ハーレー スポーツスターのようだと言われるホンダVT750S。実は私はハーレーのスポーツスターXL1200Rのオーナーです。リリース当時、ホンダ版のスポーツスターと皮肉めいたことをいう人もいましたが、私はネイキッドとアメリカンの中間のようなスポーツスターのデザインは日本車にも取り入れられるべきだと思っていました。

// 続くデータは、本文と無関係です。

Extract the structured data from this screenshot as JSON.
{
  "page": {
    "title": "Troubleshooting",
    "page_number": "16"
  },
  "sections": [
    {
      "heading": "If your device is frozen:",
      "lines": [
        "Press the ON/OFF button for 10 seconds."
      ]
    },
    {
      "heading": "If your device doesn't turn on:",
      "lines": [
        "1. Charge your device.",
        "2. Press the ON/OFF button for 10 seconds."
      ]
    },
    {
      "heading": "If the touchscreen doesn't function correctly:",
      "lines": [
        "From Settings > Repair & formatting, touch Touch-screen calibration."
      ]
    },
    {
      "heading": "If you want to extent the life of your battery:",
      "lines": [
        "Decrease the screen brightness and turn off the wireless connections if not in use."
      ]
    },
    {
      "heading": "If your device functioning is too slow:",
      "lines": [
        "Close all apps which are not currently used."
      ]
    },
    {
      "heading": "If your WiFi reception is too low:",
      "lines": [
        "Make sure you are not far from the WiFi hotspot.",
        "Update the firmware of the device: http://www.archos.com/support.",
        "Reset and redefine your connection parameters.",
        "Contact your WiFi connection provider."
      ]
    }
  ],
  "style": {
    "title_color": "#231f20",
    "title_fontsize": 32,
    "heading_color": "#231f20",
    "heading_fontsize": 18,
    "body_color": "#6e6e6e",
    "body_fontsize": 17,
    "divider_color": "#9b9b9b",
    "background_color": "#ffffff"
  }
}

アメリカンバイクのスタイルとは、ホイールベースが長く、車高が低い、そして同程度の排気量の車種と比べると重い。という特徴があります。これらの特徴は旋回する為の性能重視ではなく、直進安定性を求めた特性です。日本のように国土が狭い国では、ひたすら直進するというシチュエーションは少なくて、旋回する場面は少なくありません。

その為、ひたすら直進安定性を求めたアメリカンスタイルと、全てにおいてバランスがよく作られているネイキッドスタイルの中間デザインは、日本の国土にはピッタリだと思うのです。実際に毎日の東京都内の通勤でVT750Sを使ってみた試乗レビューをお届けしつつ、スポーツスターオーナーの私から見たVT750Sの魅力をお伝えしようと思います。

走行性能はネイキッドとアメリカンの中間を感じさせる

各車両スペック

各車両スペック
 

VT750Sのホイールベースは1560mm、車両重量232キロ、シート高は750mm。ホンダの同排気量のネイキッドバイクNC750Sのスペックを見てみると、ホイールベース1525mm、車両重量214キロ、シート高が790mm。比べてみると、VT750Sはホイールベースは長く、車重も重く、そしてシート高も低いのですが、同排気量であるアメリカンバイクのシャドウファントムのスペックを見てみると、ホイールベース1640mm、車重は250キロ、シート高は650mm。サイズを見てみても、VT750Sはアメリカンとネイキッドの間のサイズです。

いざ走り出してみると、直進安定性は抜群で、安定して走行することが可能です。特に橋の上などの横風が強いロケーションでも、普段乗っているネイキッドよりも安定して走ることが出来ました。また、コーナーを曲がってみると、ハンドリングはとても自然で、癖がありません。直進、カーブともに気を張って走る感覚は全くなく、気楽に乗ることが可能です。東京都内の混雑している道を走行していても、ほとんどストレスは感じず、右に左に自由に車線変更することができ、都内を走るのにはもっとも大事な軽快さも兼ね備えています。

アメリカンのバイクはフロントブレーキが効きにくい印象がある車種が多いのですが、比較的きっちりと効きます。制動力は全く問題ありません。